Demonstrated by physicists at the National Institute of Standards and Technology (NIST) and described in Optica, the chip-scale atomic clock is based on the vibrations (or "ticks") of rubidium atoms confined in a tiny glass container, called a vapor cell, on a chip. Two frequency combs on chips act like gears to link the atoms' high-frequency optical ticks to a lower, widely used microwave frequency that can be used in applications.
The chip-based heart of the new clock requires very little power (just 275 milliwatts) and, with additional technology advances, could potentially be made small enough to be handheld.
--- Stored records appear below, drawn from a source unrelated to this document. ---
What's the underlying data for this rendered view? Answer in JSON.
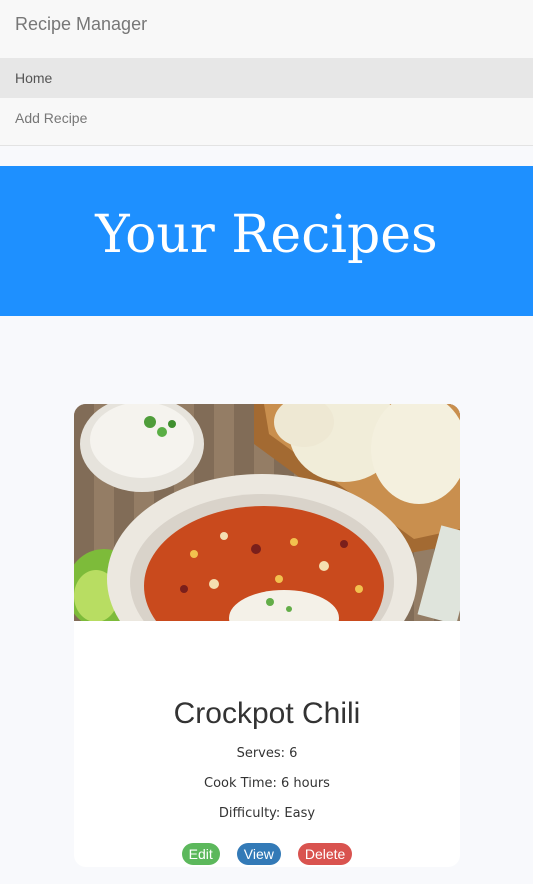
{
  "navbar": {
    "brand": "Recipe Manager",
    "items": [
      {
        "label": "Home",
        "active": true
      },
      {
        "label": "Add Recipe",
        "active": false
      }
    ]
  },
  "hero": {
    "title": "Your Recipes",
    "background": "#1e90ff"
  },
  "recipes": [
    {
      "image": "chili-bowl-photo",
      "title": "Crockpot Chili",
      "serves": "Serves: 6",
      "cook_time": "Cook Time: 6 hours",
      "difficulty": "Difficulty: Easy",
      "actions": {
        "edit": "Edit",
        "view": "View",
        "delete": "Delete"
      }
    }
  ],
  "colors": {
    "edit": "#5cb85c",
    "view": "#337ab7",
    "delete": "#d9534f"
  }
}
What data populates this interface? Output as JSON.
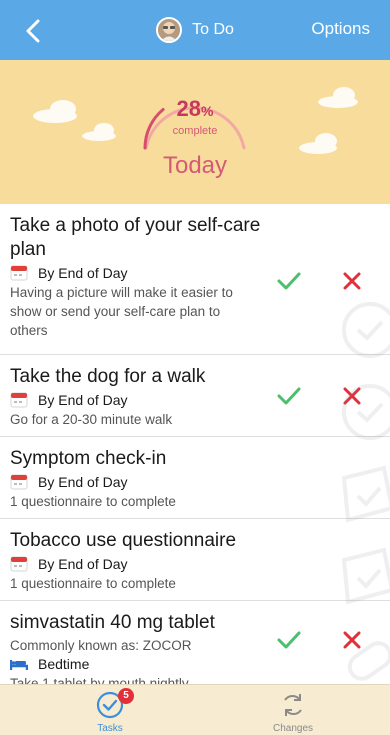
{
  "nav": {
    "title": "To Do",
    "options_label": "Options"
  },
  "progress": {
    "percent_value": 28,
    "percent_number": "28",
    "percent_symbol": "%",
    "complete_label": "complete",
    "day_label": "Today"
  },
  "tasks": [
    {
      "name": "Take a photo of your self-care plan",
      "due_icon": "calendar-icon",
      "due": "By End of Day",
      "description": "Having a picture will make it easier to show or send your self-care plan to others",
      "actions": true
    },
    {
      "name": "Take the dog for a walk",
      "due_icon": "calendar-icon",
      "due": "By End of Day",
      "description": "Go for a 20-30 minute walk",
      "actions": true
    },
    {
      "name": "Symptom check-in",
      "due_icon": "calendar-icon",
      "due": "By End of Day",
      "description": "1 questionnaire to complete",
      "actions": false
    },
    {
      "name": "Tobacco use questionnaire",
      "due_icon": "calendar-icon",
      "due": "By End of Day",
      "description": "1 questionnaire to complete",
      "actions": false
    },
    {
      "name": "simvastatin 40 mg tablet",
      "subtitle": "Commonly known as: ZOCOR",
      "due_icon": "bed-icon",
      "due": "Bedtime",
      "description": "Take 1 tablet by mouth nightly.",
      "actions": true
    }
  ],
  "tabbar": {
    "tasks_label": "Tasks",
    "tasks_badge": "5",
    "changes_label": "Changes"
  },
  "colors": {
    "nav": "#5aa9e6",
    "hero": "#f7dc9b",
    "accent": "#d45a76",
    "check": "#4cbf6d",
    "reject": "#e0303a",
    "tabbar": "#f7ecd1"
  }
}
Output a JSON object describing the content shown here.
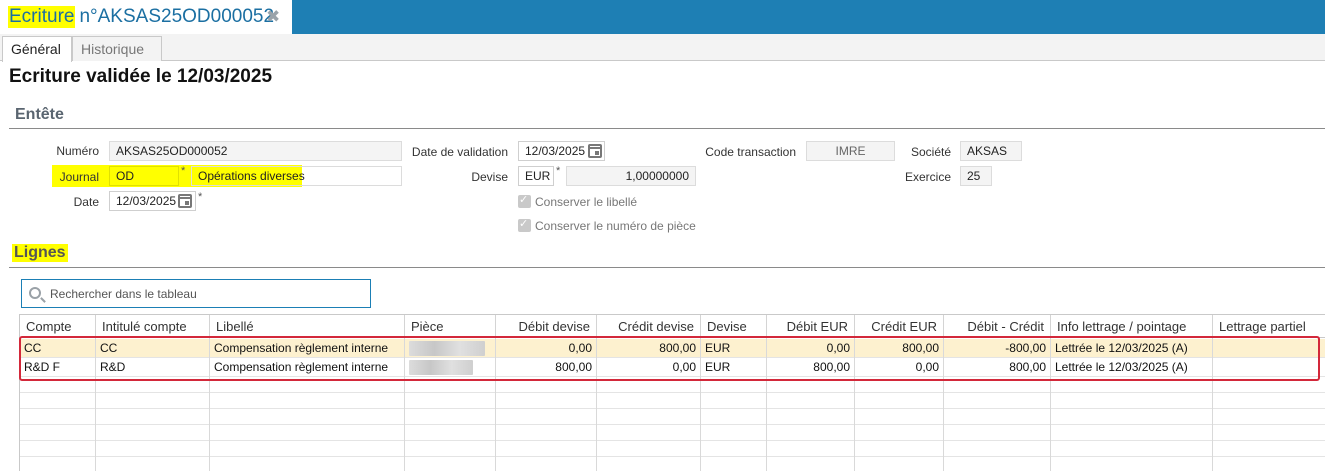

Chip-scale optical clocks like this could eventually replace traditional oscillators in applications such as navigation systems and telecommunications networks and serve as backup clocks on satellites.
The chip-based optical clock developed by NIST has an instability of 1.7 x 10−13 at 4,000 seconds – about 100 times better than the chip-scale microwave clock.
"We made an optical atomic clock in which all key components are microfabricated and work together to produce an exceptionally stable output," NIST Fellow John Kitching said. "Ultimately, we expect this work to lead to small, low-power clocks that are exceptionally stable and will bring a new generation of accurate timing to portable, battery-operated devices."
The clock was built at NIST with help from the California Institute of Technology (Pasadena, CA), Stanford University (Stanford, CA) and Charles Stark Draper Laboratories (Cambridge, MA).